J’ai longuement insisté sur le chapitre consacré par M. Lyon à Descartes ; je serai beaucoup plus bref sur le reste. Le chapitre qui concerne Malebranche est peut-être le plus remarquable du livre ; on sent que l’auteur a une particulière tendresse pour ce génie subtil et élevé. Je signalerai pourtant à M. Lyon une légère inexactitude. Malebranche, dit-il, n’admet la réalité du monde extérieur que d’après l’autorité de la révélation. Or, si je comprends bien Malebranche, il accepte pleinement l’argument cartésien que Dieu ne peut être trompeur et que le témoignage de notre nature qui affirme l’existence objective de l’univers, est de soi légitime ; seulement cette nature a été corrompue par la chute originelle, et l’homme n’est plus, comme l’était Adam, maître du cours des esprits animaux. Il résulte de ce désordre que nous prenons souvent pour signes d’objets extérieurs des mouvements d’esprits excités malgré nous dans le cerveau. À la fin du vie entretien sur la métaphysique, l’existence des corps en général est affirmée avec une précision et une force qui laissent peu à désirer. Enfin il admet que le mouvement a été créé par Dieu en même temps que l’univers, proposition très réaliste et qui reproduit la pure doctrine de Descartes.

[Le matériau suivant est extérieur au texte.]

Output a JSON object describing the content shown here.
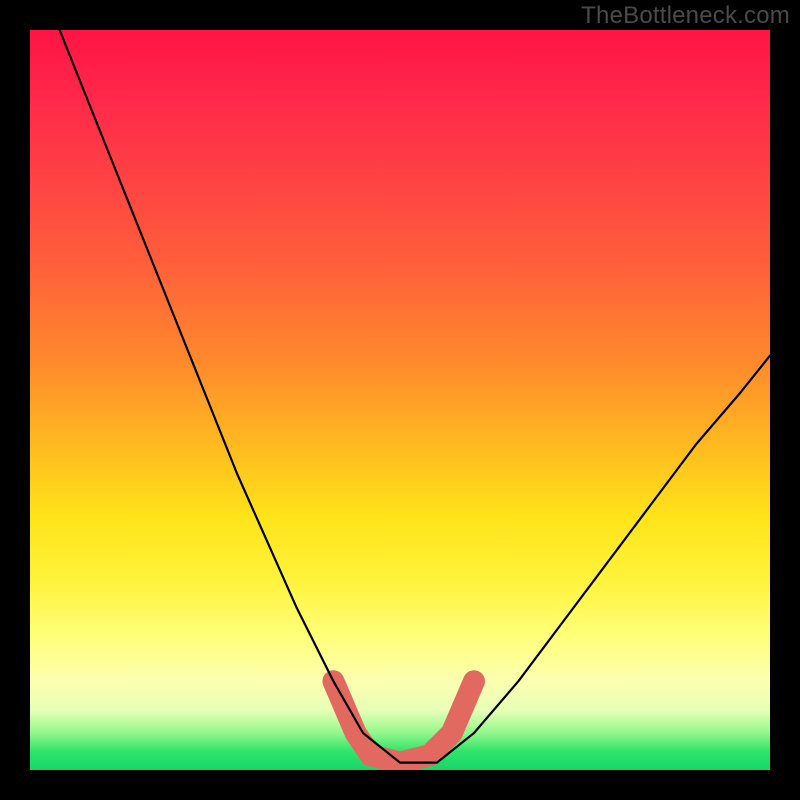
{
  "watermark": {
    "text": "TheBottleneck.com"
  },
  "chart_data": {
    "type": "line",
    "title": "",
    "xlabel": "",
    "ylabel": "",
    "xlim": [
      0,
      100
    ],
    "ylim": [
      0,
      100
    ],
    "series": [
      {
        "name": "bottleneck-curve",
        "x": [
          4,
          8,
          12,
          16,
          20,
          24,
          28,
          32,
          36,
          41,
          45,
          50,
          55,
          60,
          66,
          72,
          78,
          84,
          90,
          96,
          100
        ],
        "values": [
          100,
          90,
          80,
          70,
          60,
          50,
          40,
          31,
          22,
          12,
          5,
          1,
          1,
          5,
          12,
          20,
          28,
          36,
          44,
          51,
          56
        ]
      }
    ],
    "annotations": [
      {
        "name": "bottom-arms",
        "color": "#e2695f",
        "x": [
          41,
          44,
          46,
          50,
          54,
          57,
          60
        ],
        "values": [
          12,
          5,
          2,
          1,
          2,
          5,
          12
        ]
      }
    ],
    "grid": false,
    "legend": false,
    "background_gradient": {
      "orientation": "vertical",
      "stops": [
        {
          "pos": 0.0,
          "color": "#ff1445"
        },
        {
          "pos": 0.3,
          "color": "#ff5a3c"
        },
        {
          "pos": 0.58,
          "color": "#ffc21e"
        },
        {
          "pos": 0.74,
          "color": "#fff23a"
        },
        {
          "pos": 0.92,
          "color": "#e6ffb6"
        },
        {
          "pos": 1.0,
          "color": "#16d66a"
        }
      ]
    }
  }
}
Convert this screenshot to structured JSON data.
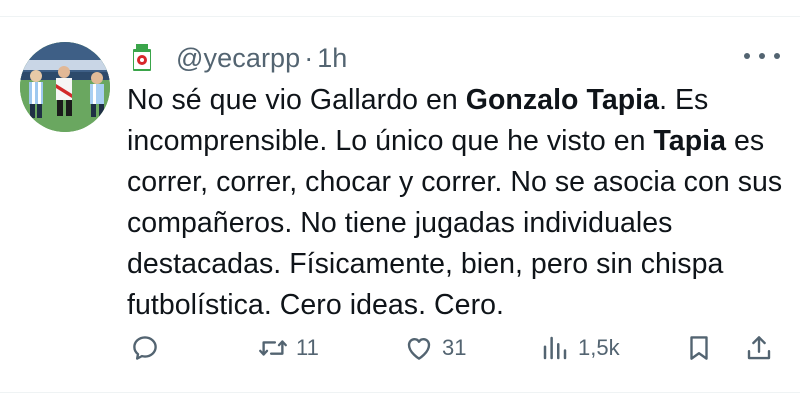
{
  "tweet": {
    "handle": "@yecarpp",
    "separator": "·",
    "time": "1h",
    "text": {
      "p1": "No sé que vio Gallardo en ",
      "b1": "Gonzalo Tapia",
      "p2": ". Es incomprensible. Lo único que he visto en ",
      "b2": "Tapia",
      "p3": " es correr, correr, chocar y correr. No se asocia con sus compañeros. No tiene jugadas individuales destacadas. Físicamente, bien, pero sin chispa futbolística. Cero ideas. Cero."
    }
  },
  "actions": {
    "replies": "",
    "retweets": "11",
    "likes": "31",
    "views": "1,5k"
  },
  "colors": {
    "text": "#0f1419",
    "secondary": "#536471",
    "divider": "#eff3f4"
  },
  "icons": [
    "avatar",
    "verified-box-icon",
    "more-icon",
    "reply-icon",
    "retweet-icon",
    "like-icon",
    "views-icon",
    "bookmark-icon",
    "share-icon"
  ]
}
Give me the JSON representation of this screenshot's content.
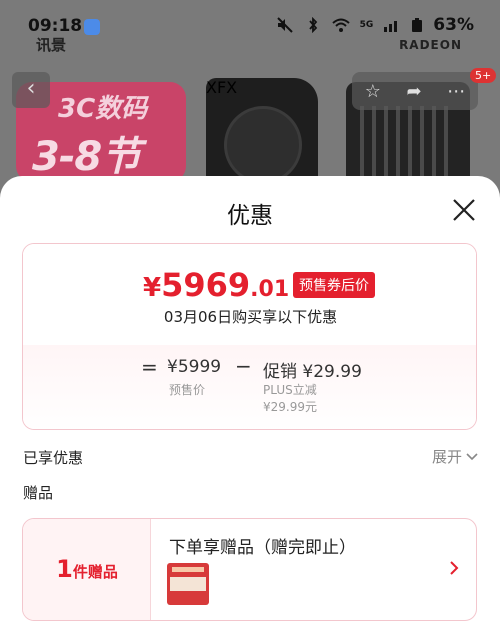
{
  "status_bar": {
    "time": "09:18",
    "battery": "63%",
    "network": "5G"
  },
  "background": {
    "brand_left": "讯景",
    "brand_right": "RADEON",
    "promo_line1": "3C数码",
    "promo_line2": "3-8节",
    "gpu_brand": "XFX",
    "badge_count": "5+"
  },
  "sheet": {
    "title": "优惠",
    "price": {
      "currency": "¥",
      "integer": "5969",
      "decimal": ".01",
      "tag": "预售券后价",
      "date_line": "03月06日购买享以下优惠"
    },
    "breakdown": {
      "equals": "=",
      "base_price": "¥5999",
      "base_label": "预售价",
      "minus": "−",
      "promo": "促销 ¥29.99",
      "promo_sub1": "PLUS立减",
      "promo_sub2": "¥29.99元"
    },
    "enjoyed_label": "已享优惠",
    "expand_label": "展开",
    "gift_section_label": "赠品",
    "gift": {
      "count_num": "1",
      "count_unit": "件赠品",
      "title": "下单享赠品（赠完即止）"
    }
  },
  "colors": {
    "accent": "#e4202e",
    "card_border": "#f3c6cd"
  }
}
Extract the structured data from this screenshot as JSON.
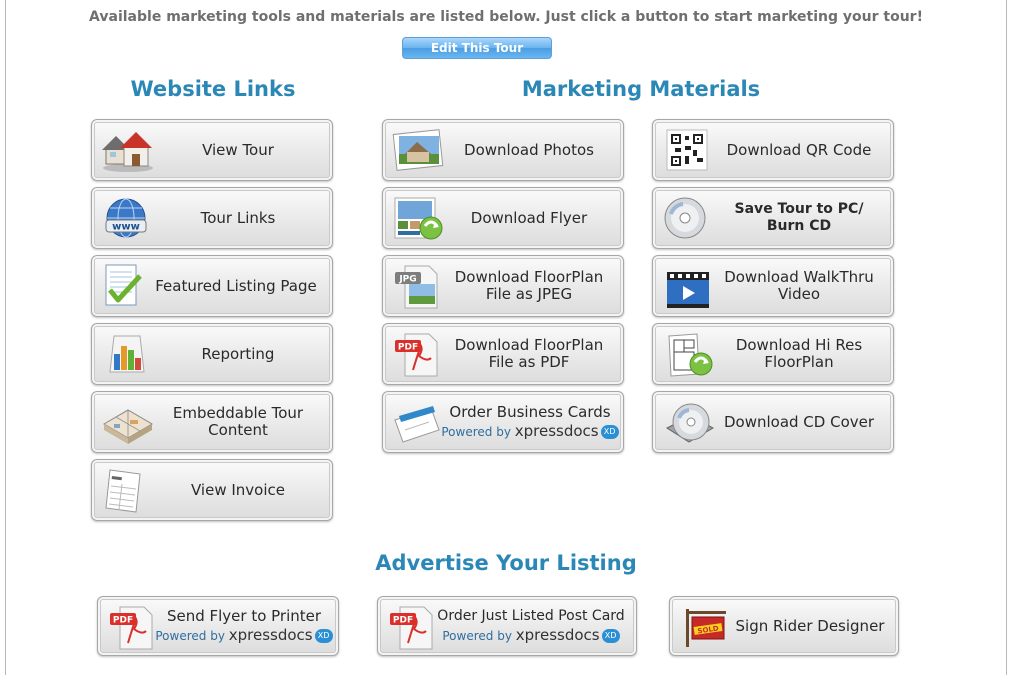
{
  "intro_text": "Available marketing tools and materials are listed below. Just click a button to start marketing your tour!",
  "edit_button": "Edit This Tour",
  "sections": {
    "website_links": "Website Links",
    "marketing_materials": "Marketing Materials",
    "advertise": "Advertise Your Listing"
  },
  "website_links": [
    {
      "label": "View Tour",
      "icon": "house-icon"
    },
    {
      "label": "Tour Links",
      "icon": "globe-www-icon"
    },
    {
      "label": "Featured Listing Page",
      "icon": "checklist-icon"
    },
    {
      "label": "Reporting",
      "icon": "bar-chart-icon"
    },
    {
      "line1": "Embeddable Tour",
      "line2": "Content",
      "icon": "floorplan-3d-icon"
    },
    {
      "label": "View Invoice",
      "icon": "invoice-icon"
    }
  ],
  "materials_left": [
    {
      "label": "Download Photos",
      "icon": "photo-icon"
    },
    {
      "label": "Download Flyer",
      "icon": "flyer-icon"
    },
    {
      "line1": "Download FloorPlan",
      "line2": "File as JPEG",
      "icon": "jpg-file-icon",
      "badge": "JPG"
    },
    {
      "line1": "Download FloorPlan",
      "line2": "File as PDF",
      "icon": "pdf-file-icon",
      "badge": "PDF"
    },
    {
      "label": "Order Business Cards",
      "powered": "Powered by",
      "brand": "xpressdocs",
      "xd": "XD",
      "icon": "business-cards-icon"
    }
  ],
  "materials_right": [
    {
      "label": "Download QR Code",
      "icon": "qr-code-icon"
    },
    {
      "line1": "Save Tour to PC/",
      "line2": "Burn CD",
      "icon": "cd-icon"
    },
    {
      "line1": "Download WalkThru",
      "line2": "Video",
      "icon": "video-icon"
    },
    {
      "line1": "Download Hi Res",
      "line2": "FloorPlan",
      "icon": "floorplan-download-icon"
    },
    {
      "label": "Download CD Cover",
      "icon": "cd-cover-icon"
    }
  ],
  "advertise": [
    {
      "label": "Send Flyer to Printer",
      "powered": "Powered by",
      "brand": "xpressdocs",
      "xd": "XD",
      "icon": "pdf-file-icon",
      "badge": "PDF"
    },
    {
      "label": "Order Just Listed Post Card",
      "powered": "Powered by",
      "brand": "xpressdocs",
      "xd": "XD",
      "icon": "pdf-file-icon",
      "badge": "PDF"
    },
    {
      "label": "Sign Rider Designer",
      "icon": "sold-sign-icon",
      "badge": "SOLD"
    }
  ],
  "colors": {
    "accent": "#2b87b6",
    "button_blue": "#6ab3ef",
    "pdf_red": "#d9302b"
  }
}
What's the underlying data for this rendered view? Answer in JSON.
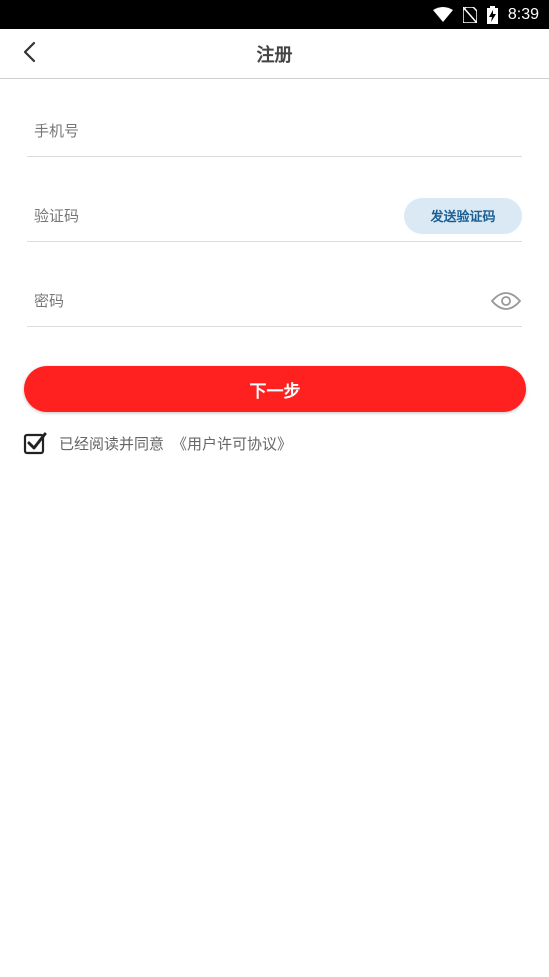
{
  "status_bar": {
    "time": "8:39",
    "icons": [
      "wifi-icon",
      "no-sim-icon",
      "battery-charging-icon"
    ]
  },
  "header": {
    "title": "注册",
    "back_icon": "chevron-left-icon"
  },
  "form": {
    "phone": {
      "value": "",
      "placeholder": "手机号"
    },
    "code": {
      "value": "",
      "placeholder": "验证码",
      "send_button_label": "发送验证码"
    },
    "password": {
      "value": "",
      "placeholder": "密码",
      "toggle_icon": "eye-icon"
    }
  },
  "next_button": {
    "label": "下一步"
  },
  "agreement": {
    "checked": true,
    "text": "已经阅读并同意",
    "link": "《用户许可协议》"
  },
  "colors": {
    "primary": "#ff2020",
    "send_button_bg": "#dbe9f4",
    "send_button_text": "#1a5f94"
  }
}
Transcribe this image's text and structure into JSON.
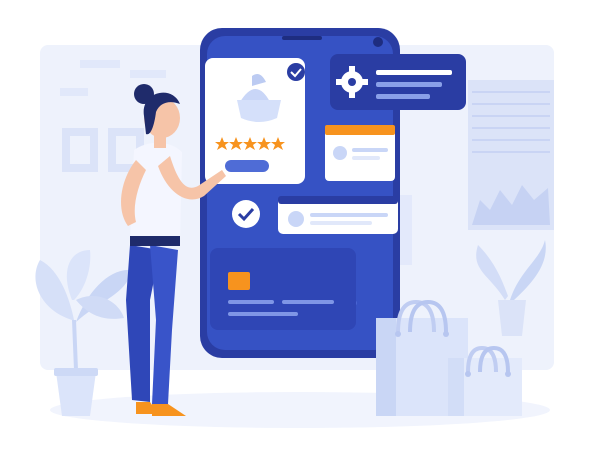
{
  "scene": {
    "product_card": {
      "rating_stars": 5,
      "verified": true
    },
    "settings_card": {
      "icon": "gear-icon"
    },
    "chat_card": {
      "icon": "avatar-icon"
    },
    "review_card": {
      "icon": "avatar-icon"
    },
    "check_badge": {
      "icon": "check-icon"
    },
    "payment_card": {
      "icon": "chip-icon"
    },
    "shopping_bags": {
      "count": 2
    },
    "plants": {
      "count": 2
    }
  },
  "colors": {
    "phone_body": "#2b3fa8",
    "phone_screen": "#3550c2",
    "card_white": "#ffffff",
    "accent_orange": "#f7931e",
    "background_panel": "#e9eefb",
    "light_blue": "#c9d6f7",
    "shirt_white": "#f5f7ff",
    "pants_blue": "#2f47b8",
    "hair_navy": "#1f2b6b",
    "skin": "#f6c4a8",
    "shoes_orange": "#f7931e"
  }
}
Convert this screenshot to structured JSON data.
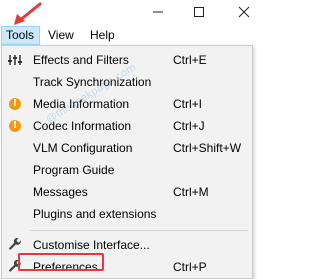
{
  "window": {
    "minimize_icon": "minimize-icon",
    "maximize_icon": "maximize-icon",
    "close_icon": "close-icon"
  },
  "menubar": {
    "items": [
      {
        "label": "Tools",
        "active": true
      },
      {
        "label": "View"
      },
      {
        "label": "Help"
      }
    ]
  },
  "tools_menu": {
    "items": [
      {
        "label": "Effects and Filters",
        "shortcut": "Ctrl+E",
        "icon": "sliders-icon"
      },
      {
        "label": "Track Synchronization",
        "shortcut": ""
      },
      {
        "label": "Media Information",
        "shortcut": "Ctrl+I",
        "icon": "info-warning-icon"
      },
      {
        "label": "Codec Information",
        "shortcut": "Ctrl+J",
        "icon": "info-warning-icon"
      },
      {
        "label": "VLM Configuration",
        "shortcut": "Ctrl+Shift+W"
      },
      {
        "label": "Program Guide",
        "shortcut": ""
      },
      {
        "label": "Messages",
        "shortcut": "Ctrl+M"
      },
      {
        "label": "Plugins and extensions",
        "shortcut": ""
      },
      {
        "label": "Customise Interface...",
        "shortcut": "",
        "icon": "wrench-icon"
      },
      {
        "label": "Preferences",
        "shortcut": "Ctrl+P",
        "icon": "wrench-icon",
        "highlighted": true
      }
    ]
  },
  "watermark": "@thegeekpage.com",
  "colors": {
    "menu_bg": "#f2f2f2",
    "active_menu_bg": "#cce8ff",
    "annotation_red": "#e03a3a",
    "warning_orange": "#f09a12"
  }
}
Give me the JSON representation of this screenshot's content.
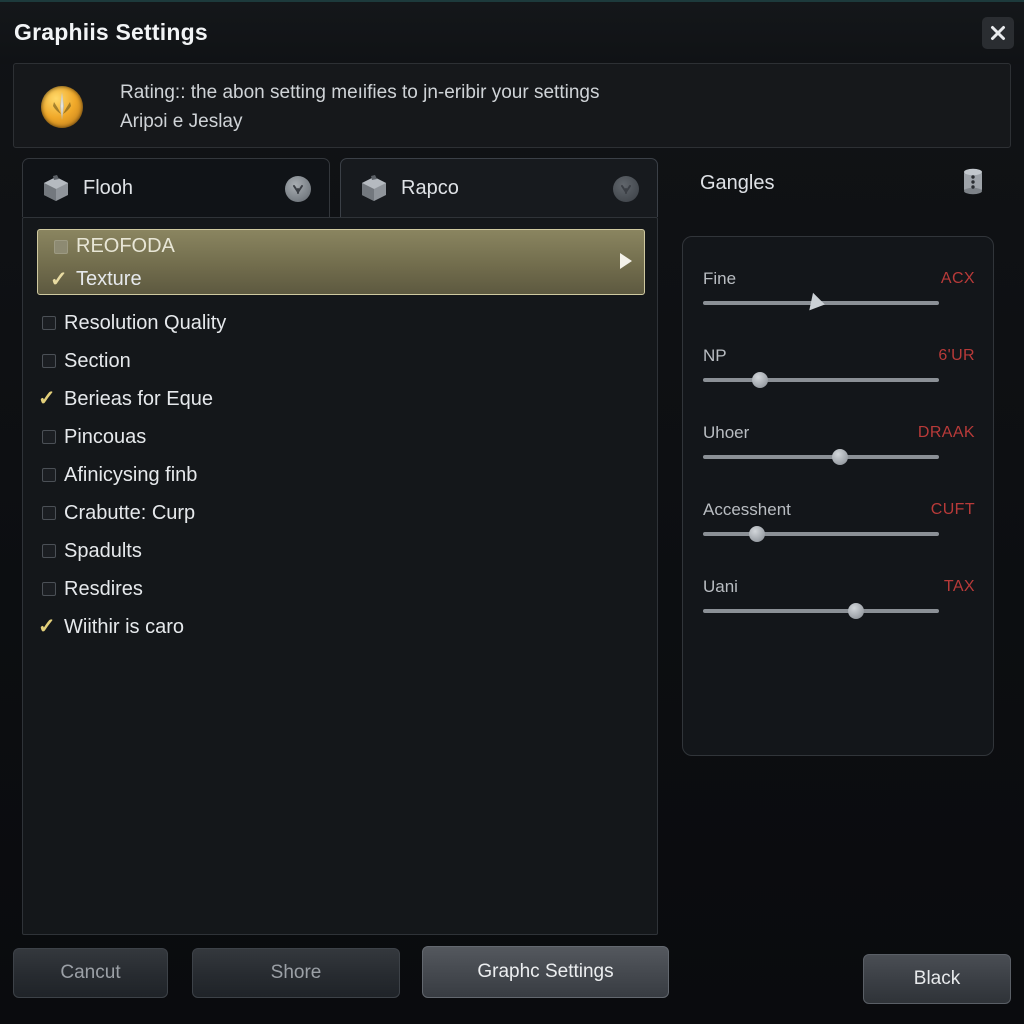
{
  "window": {
    "title": "Graphiis Settings",
    "close_icon": "close-x-icon"
  },
  "banner": {
    "icon": "gold-medal-icon",
    "line1": "Rating:: the abon setting meıifies to jn-eribir your settings",
    "line2": "Aripɔi e Jeslay"
  },
  "tabs": [
    {
      "label": "Flooh",
      "cube_icon": "cube-box-icon",
      "badge_icon": "circle-chevron-badge-icon",
      "active": true
    },
    {
      "label": "Rapco",
      "cube_icon": "cube-box-icon",
      "badge_icon": "circle-dim-badge-icon",
      "active": false
    }
  ],
  "list": {
    "selected_group": {
      "line1": {
        "label": "REOFODA",
        "checked": false
      },
      "line2": {
        "label": "Texture",
        "checked": true
      },
      "arrow_icon": "chevron-right-icon"
    },
    "items": [
      {
        "label": "Resolution Quality",
        "checked": false
      },
      {
        "label": "Section",
        "checked": false
      },
      {
        "label": "Berieas for Eque",
        "checked": true
      },
      {
        "label": "Pincouas",
        "checked": false
      },
      {
        "label": "Afinicysing finb",
        "checked": false
      },
      {
        "label": "Crabutte: Curp",
        "checked": false
      },
      {
        "label": "Spadults",
        "checked": false
      },
      {
        "label": "Resdires",
        "checked": false
      },
      {
        "label": "Wiithir is caro",
        "checked": true
      }
    ],
    "check_glyph": "✓"
  },
  "right_panel": {
    "title": "Gangles",
    "header_icon": "cylinder-database-icon",
    "sliders": [
      {
        "name": "Fine",
        "value": "ACX",
        "percent": 48,
        "knob": "arrow"
      },
      {
        "name": "NP",
        "value": "6'UR",
        "percent": 24,
        "knob": "round"
      },
      {
        "name": "Uhoer",
        "value": "DRAAK",
        "percent": 58,
        "knob": "round"
      },
      {
        "name": "Accesshent",
        "value": "CUFT",
        "percent": 23,
        "knob": "round"
      },
      {
        "name": "Uani",
        "value": "TAX",
        "percent": 65,
        "knob": "round"
      }
    ]
  },
  "footer": {
    "buttons": [
      {
        "label": "Cancut"
      },
      {
        "label": "Shore"
      },
      {
        "label": "Graphc Settings"
      },
      {
        "label": "Black"
      }
    ]
  },
  "colors": {
    "accent_highlight": "#8a8560",
    "check_gold": "#e2cf7a",
    "slider_value_red": "#b83a39",
    "panel_bg": "#14171a",
    "window_bg": "#0d0f12"
  }
}
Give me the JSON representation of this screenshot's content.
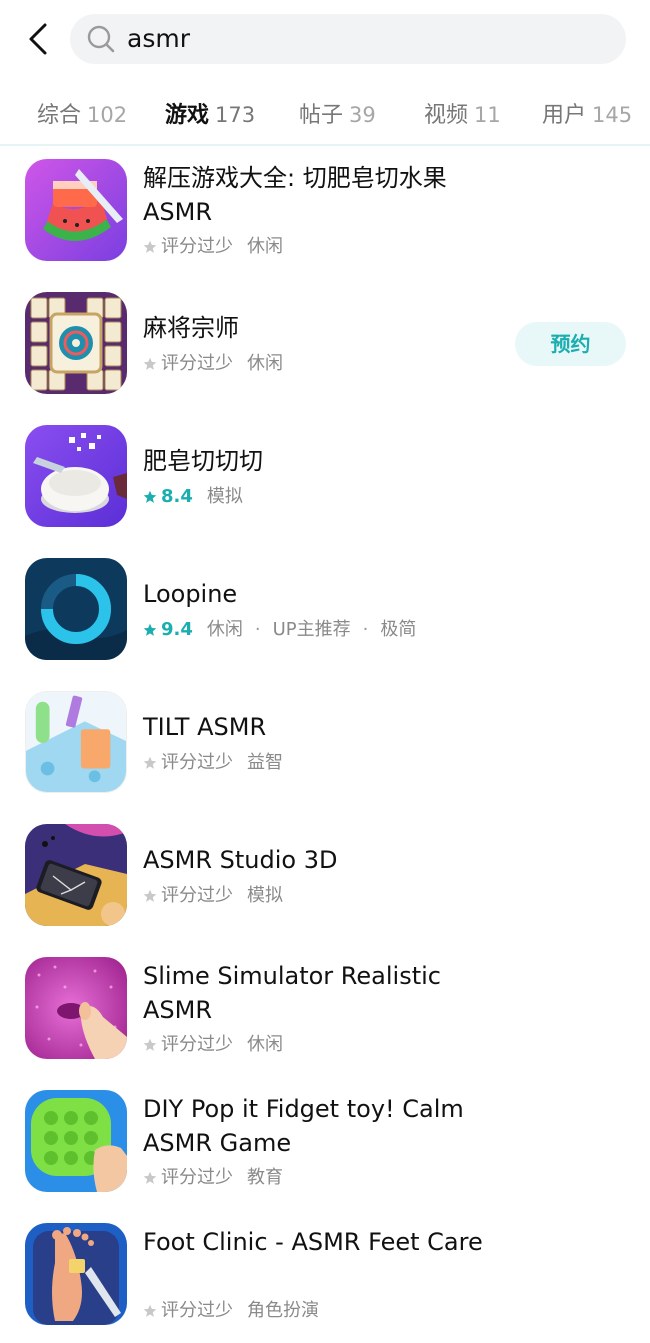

Je serais encore en dissentiment avec M. Lyon sur l’interprétation qu’il convient de donner à la Siris. Il n’y voit qu’un développement plein de grandeur de l’immatérialisme exposé par Berkeley dans ses premiers ouvrages. À nos yeux, elle est une tentative pour expliquer la vie et son origine. La théorie du feu ou de l’éther a, selon nous, un caractère fort réaliste, qui contredit la thèse fondamentale des Principes de la connaissance humaine et des Dialogues. Ce n’est pas le lieu de justifier cette explication ; nous avons essayé de le faire ailleurs[1].

Je ne pousserai pas plus loin l’examen du livre de M. Lyon. Si j’en ai discuté avec détail quelques assertions, c’est qu’il est de valeur, et je ne pouvais lui rendre un plus sincère hommage. Il est parmi ceux qui font le plus d’honneur à notre jeune Université.

L. Carrau.

  1. V. notre Philosophie religieuse en Angleterre, depuis Locke jusqu’à nos jours, ch.  Ier.